Programming languages for controlling adaptive and hybrid systems
There is a vast literature concerning modeling of dynamical systems which in the beginning was restricted to continuous systems and later extended to hybrid-systems incorporating also discrete events or automata. The stability of hybrid systems has been investigated and special programming languages designed. Many programming languages concerning biological systems have been developed in the areas of Molecular Computing, or with formal specifications as in π-calculus, Petri-nets and in the study of hybrid systems.
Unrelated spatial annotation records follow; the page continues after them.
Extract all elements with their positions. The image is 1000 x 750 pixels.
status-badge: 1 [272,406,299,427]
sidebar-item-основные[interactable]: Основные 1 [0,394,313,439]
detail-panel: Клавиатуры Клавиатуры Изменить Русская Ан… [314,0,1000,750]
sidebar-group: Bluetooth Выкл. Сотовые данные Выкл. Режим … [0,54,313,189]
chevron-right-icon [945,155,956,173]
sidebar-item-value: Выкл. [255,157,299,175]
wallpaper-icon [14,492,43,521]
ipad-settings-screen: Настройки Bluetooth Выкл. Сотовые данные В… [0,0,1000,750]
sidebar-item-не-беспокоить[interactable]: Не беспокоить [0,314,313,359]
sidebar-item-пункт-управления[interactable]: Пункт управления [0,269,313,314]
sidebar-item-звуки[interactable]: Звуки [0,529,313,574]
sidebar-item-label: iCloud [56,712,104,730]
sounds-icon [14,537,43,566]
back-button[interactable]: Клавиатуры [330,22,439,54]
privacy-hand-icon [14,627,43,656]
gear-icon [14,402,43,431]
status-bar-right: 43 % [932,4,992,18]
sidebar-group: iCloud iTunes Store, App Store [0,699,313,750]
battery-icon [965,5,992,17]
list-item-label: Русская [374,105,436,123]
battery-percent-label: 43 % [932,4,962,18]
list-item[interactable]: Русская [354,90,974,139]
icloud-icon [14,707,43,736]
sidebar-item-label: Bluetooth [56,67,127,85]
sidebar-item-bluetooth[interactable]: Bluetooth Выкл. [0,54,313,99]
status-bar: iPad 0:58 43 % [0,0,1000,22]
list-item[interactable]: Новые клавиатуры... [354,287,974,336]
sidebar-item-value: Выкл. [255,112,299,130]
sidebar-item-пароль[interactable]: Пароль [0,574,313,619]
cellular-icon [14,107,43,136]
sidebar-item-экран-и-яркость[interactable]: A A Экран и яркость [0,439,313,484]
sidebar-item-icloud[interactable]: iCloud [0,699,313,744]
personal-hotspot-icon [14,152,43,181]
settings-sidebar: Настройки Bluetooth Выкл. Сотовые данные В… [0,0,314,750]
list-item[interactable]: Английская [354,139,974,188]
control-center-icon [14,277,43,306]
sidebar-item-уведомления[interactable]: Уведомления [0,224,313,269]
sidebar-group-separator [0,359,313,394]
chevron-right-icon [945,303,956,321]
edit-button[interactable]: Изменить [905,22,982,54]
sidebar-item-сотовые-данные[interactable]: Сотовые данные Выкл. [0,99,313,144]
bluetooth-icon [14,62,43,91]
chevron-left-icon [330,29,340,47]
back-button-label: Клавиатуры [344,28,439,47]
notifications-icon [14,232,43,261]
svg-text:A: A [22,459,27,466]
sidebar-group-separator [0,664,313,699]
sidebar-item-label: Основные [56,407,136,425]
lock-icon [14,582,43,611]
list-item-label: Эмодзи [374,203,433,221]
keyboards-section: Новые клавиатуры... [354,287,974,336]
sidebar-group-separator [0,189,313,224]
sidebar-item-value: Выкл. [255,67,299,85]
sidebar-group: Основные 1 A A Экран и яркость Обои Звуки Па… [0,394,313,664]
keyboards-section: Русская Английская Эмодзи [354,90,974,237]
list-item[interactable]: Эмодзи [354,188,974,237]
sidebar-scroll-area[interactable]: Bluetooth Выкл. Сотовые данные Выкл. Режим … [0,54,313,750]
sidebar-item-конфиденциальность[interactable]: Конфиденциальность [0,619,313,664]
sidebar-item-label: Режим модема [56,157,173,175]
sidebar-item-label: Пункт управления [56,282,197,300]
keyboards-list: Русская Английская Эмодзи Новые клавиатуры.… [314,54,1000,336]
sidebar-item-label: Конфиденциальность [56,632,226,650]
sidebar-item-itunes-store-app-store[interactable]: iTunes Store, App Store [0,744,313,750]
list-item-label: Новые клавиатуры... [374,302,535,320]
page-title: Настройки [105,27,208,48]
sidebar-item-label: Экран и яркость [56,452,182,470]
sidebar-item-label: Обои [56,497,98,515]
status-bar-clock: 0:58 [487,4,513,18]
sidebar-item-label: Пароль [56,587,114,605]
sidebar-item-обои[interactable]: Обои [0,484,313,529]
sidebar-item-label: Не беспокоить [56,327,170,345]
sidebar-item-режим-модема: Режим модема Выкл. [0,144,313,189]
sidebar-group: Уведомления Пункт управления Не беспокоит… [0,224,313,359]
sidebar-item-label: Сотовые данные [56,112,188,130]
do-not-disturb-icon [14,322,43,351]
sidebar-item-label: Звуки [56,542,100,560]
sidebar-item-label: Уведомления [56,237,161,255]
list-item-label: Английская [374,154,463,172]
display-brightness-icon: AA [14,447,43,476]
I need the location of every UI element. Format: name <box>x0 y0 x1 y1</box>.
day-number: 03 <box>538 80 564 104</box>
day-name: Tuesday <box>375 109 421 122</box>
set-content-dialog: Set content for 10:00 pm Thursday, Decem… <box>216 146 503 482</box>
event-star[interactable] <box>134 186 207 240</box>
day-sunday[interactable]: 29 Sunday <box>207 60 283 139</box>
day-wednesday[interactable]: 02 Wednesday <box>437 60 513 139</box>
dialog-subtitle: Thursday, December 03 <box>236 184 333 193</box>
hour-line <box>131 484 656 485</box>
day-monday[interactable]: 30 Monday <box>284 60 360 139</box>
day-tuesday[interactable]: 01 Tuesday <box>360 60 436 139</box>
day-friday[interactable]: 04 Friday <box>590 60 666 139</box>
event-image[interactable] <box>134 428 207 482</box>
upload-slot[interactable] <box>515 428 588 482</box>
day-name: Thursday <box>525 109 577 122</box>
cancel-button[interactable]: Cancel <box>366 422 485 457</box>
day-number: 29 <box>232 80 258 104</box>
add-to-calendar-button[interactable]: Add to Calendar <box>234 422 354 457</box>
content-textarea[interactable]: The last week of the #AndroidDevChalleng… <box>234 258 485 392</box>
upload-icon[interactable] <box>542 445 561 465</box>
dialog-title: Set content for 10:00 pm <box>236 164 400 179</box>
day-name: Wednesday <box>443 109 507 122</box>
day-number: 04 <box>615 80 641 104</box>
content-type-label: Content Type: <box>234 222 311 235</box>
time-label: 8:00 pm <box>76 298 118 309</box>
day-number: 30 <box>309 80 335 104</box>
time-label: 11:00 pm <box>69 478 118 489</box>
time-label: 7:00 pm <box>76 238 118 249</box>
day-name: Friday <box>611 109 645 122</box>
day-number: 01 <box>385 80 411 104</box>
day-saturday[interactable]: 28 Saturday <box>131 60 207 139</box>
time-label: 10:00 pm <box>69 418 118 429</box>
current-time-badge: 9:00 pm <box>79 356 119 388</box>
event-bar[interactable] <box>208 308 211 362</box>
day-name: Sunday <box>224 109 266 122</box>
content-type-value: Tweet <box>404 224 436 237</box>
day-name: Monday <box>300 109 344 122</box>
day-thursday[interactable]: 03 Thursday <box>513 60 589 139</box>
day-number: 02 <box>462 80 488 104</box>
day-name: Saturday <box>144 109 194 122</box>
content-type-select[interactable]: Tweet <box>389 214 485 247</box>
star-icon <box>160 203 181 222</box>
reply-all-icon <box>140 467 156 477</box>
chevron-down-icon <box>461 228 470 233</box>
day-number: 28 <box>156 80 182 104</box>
These hybrid systems also have been applied to modeling biological systems. A promising concurrent language is Hybrid cc but UML-RT (unified modeling language, real time ) diagrams promise to provide a more tractable programming access point. This has already been discussed in the context of Systems Biology with SBML (systems-biology-markup-language) and its spatial extensions as the communication platform of cellular models. Also the developments in the membrane molecular computing paradigm deserve further consideration as a basis for a programming language for artificial cells and dynamically compartmentalized programmed chemical systems. What is missing form these formulations are collective self-organization and self-assembly processes and the notion of instruction scale feedback control loops (or ubiquitous regulation) as a basis for adaptivity. We intend to bridge this gap in ECCell. Similarly, developments in genetic algorithms and programming, classifier systems and in particular self-assembling microprocessors provide a powerful additional starting point for exploring embedded real time adaptive and evolutionary programming.